In fact the members of Fishbone all managed to get into a landmark P-Funk show at the Beverly Theater in Hollywood in 1983. That show became a live album and solidified the young band’s musical direction. “That became our first entry into funk and had us saying, ‘Hey, this isn’t too far off. Maybe we can do this thing too.’ At the same time, being in Los Angeles, the punk thing was really bubbling up; we’d see thousands of kids filling venues for the Circle Jerks. When the punk kids saw us, we were the first Black kids that were really into the same music they were. They expected us to be like the Gap Band or Cameo and we said ‘No, man. We’d rather see the Specials and Devo’.”
Fishbone wound up being one of the originators of punk funk (with ska added to the mix), and they’ve since been namechecked by everyone from OutKast to Lenny Kravitz. “It’s been a trip,” Dowd says. “But I’ve been surprised by my entire career. I feel that music manages to do what it’s supposed to.”
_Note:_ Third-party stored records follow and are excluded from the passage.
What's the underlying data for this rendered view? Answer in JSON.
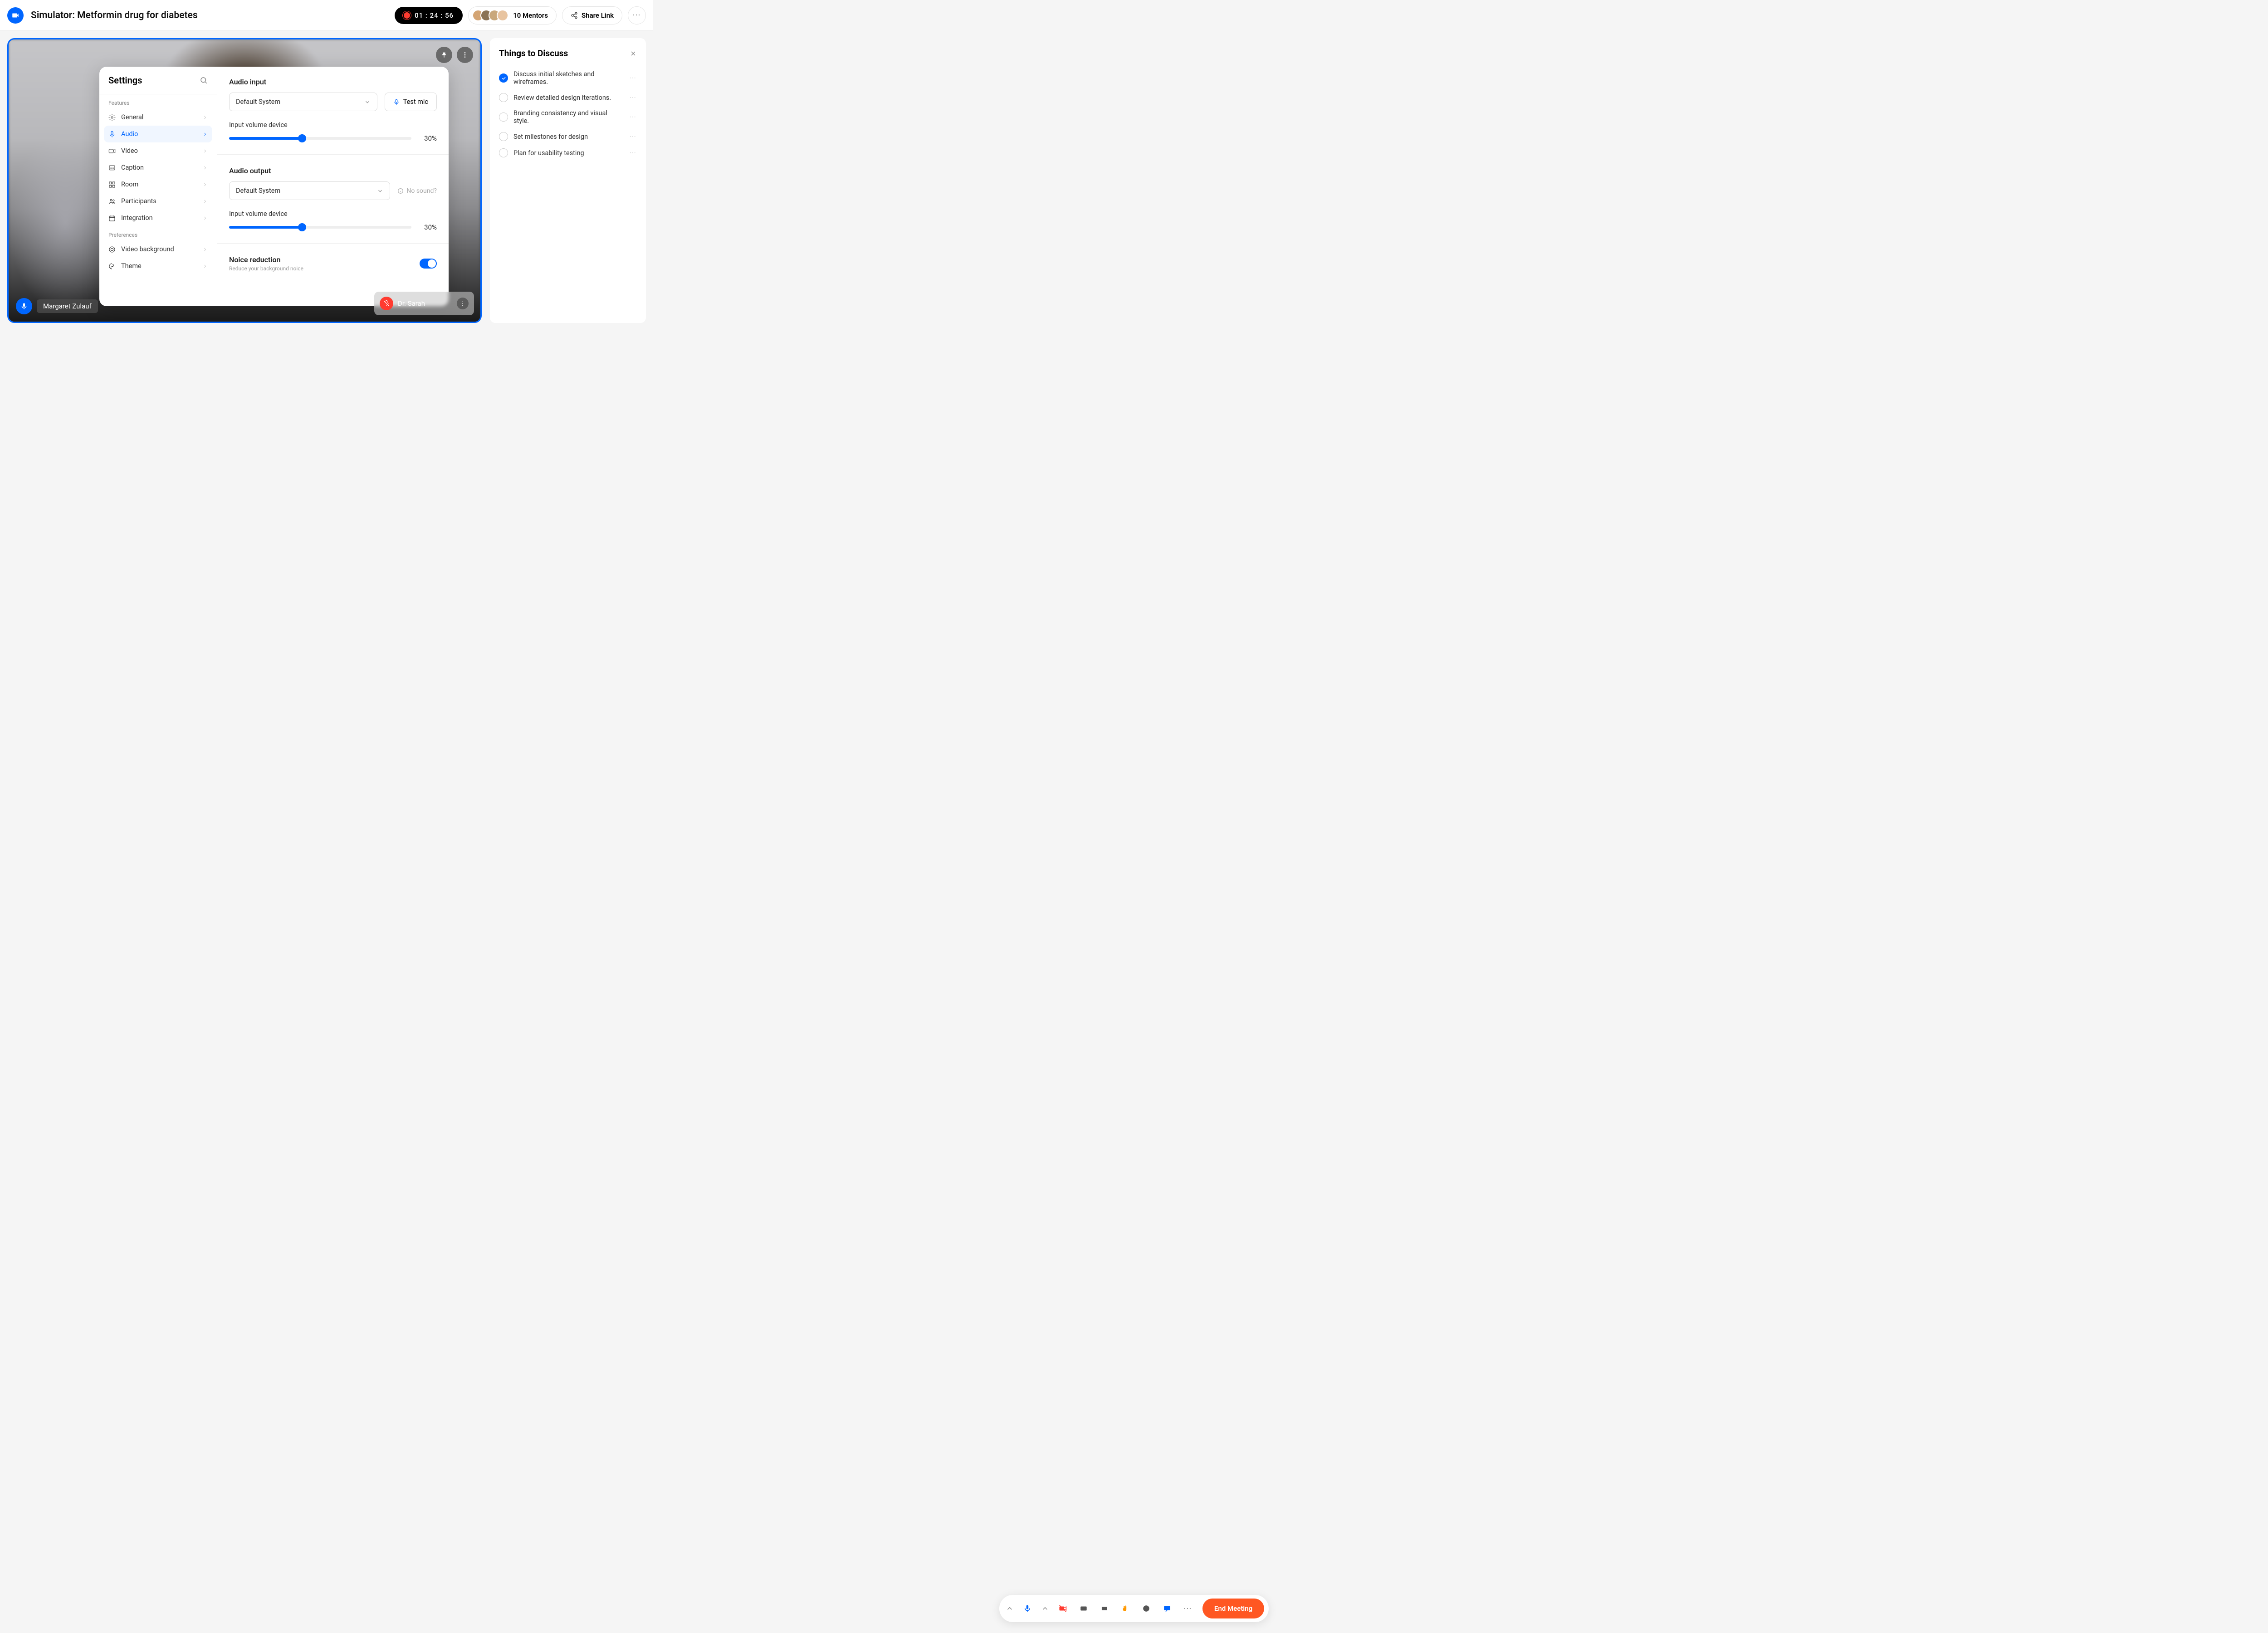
{
  "header": {
    "title": "Simulator: Metformin drug for diabetes",
    "recording_time": "01 : 24 : 56",
    "mentors_label": "10 Mentors",
    "share_label": "Share Link"
  },
  "video": {
    "participant_name": "Margaret Zulauf",
    "pip_name": "Dr. Sarah"
  },
  "settings": {
    "title": "Settings",
    "section_features": "Features",
    "section_prefs": "Preferences",
    "nav": {
      "general": "General",
      "audio": "Audio",
      "video": "Video",
      "caption": "Caption",
      "room": "Room",
      "participants": "Participants",
      "integration": "Integration",
      "video_bg": "Video background",
      "theme": "Theme"
    },
    "audio_input_title": "Audio input",
    "audio_input_value": "Default System",
    "test_mic": "Test mic",
    "input_volume_label": "Input volume device",
    "input_volume_pct": "30%",
    "audio_output_title": "Audio output",
    "audio_output_value": "Default System",
    "no_sound": "No sound?",
    "output_volume_label": "Input volume device",
    "output_volume_pct": "30%",
    "noise_title": "Noice reduction",
    "noise_desc": "Reduce your background noice"
  },
  "discuss": {
    "title": "Things to Discuss",
    "items": [
      {
        "text": "Discuss initial sketches and wireframes.",
        "done": true
      },
      {
        "text": "Review detailed design iterations.",
        "done": false
      },
      {
        "text": "Branding consistency and visual style.",
        "done": false
      },
      {
        "text": "Set milestones for design",
        "done": false
      },
      {
        "text": "Plan for usability testing",
        "done": false
      }
    ]
  },
  "toolbar": {
    "end": "End Meeting"
  },
  "slider": {
    "input_pct": 40,
    "output_pct": 40
  },
  "avatar_colors": [
    "#d4a574",
    "#8b7355",
    "#c9a87c",
    "#e8c4a0"
  ]
}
Dowd returned to Fishbone five years ago after a long absence; and with the return of trumpet player “Dirty Walt” Kirby (joining long-timers John Norwood Fisher on bass and frontman Angelo Moore), Fishbone now has two-thirds of its classic lineup back in place after many personnel changes. “I just felt like it was part of my artistic legacy to come back and try to make some good music with my friends. But it’s complicated, because you always want to evolve, but you’re also thinking, ‘Wow, I’m back to this thing that I did when I was at the height of my powers.’ You evolve and your tastes change, what you want to accomplish changes. There are some complicated feelings there, but I’m grateful that we’re as close to the original thing as we can get.”
For all that, the band’s new five-track EP does hark back to classic Fishbone. The lead track “All We Have is Now” recalls their uplifting hit “Everyday Sunshine”; and “Estranged Fruit” (an update of the classic Billie Holiday song about lynchings) maintains their political edge. The EP paired the band with a strong-minded producer, Fat Mike from the band NOFX, and for Dowd that took some getting used to. “I was sitting on the sidelines saying ‘You mean I can’t touch it?”. My problem is that I’m such a perfectionist; the guys in the band were saying ‘Man, you’re worse than (rap producer) Q-Tip’. So I was probably one of the reasons why it took so long.”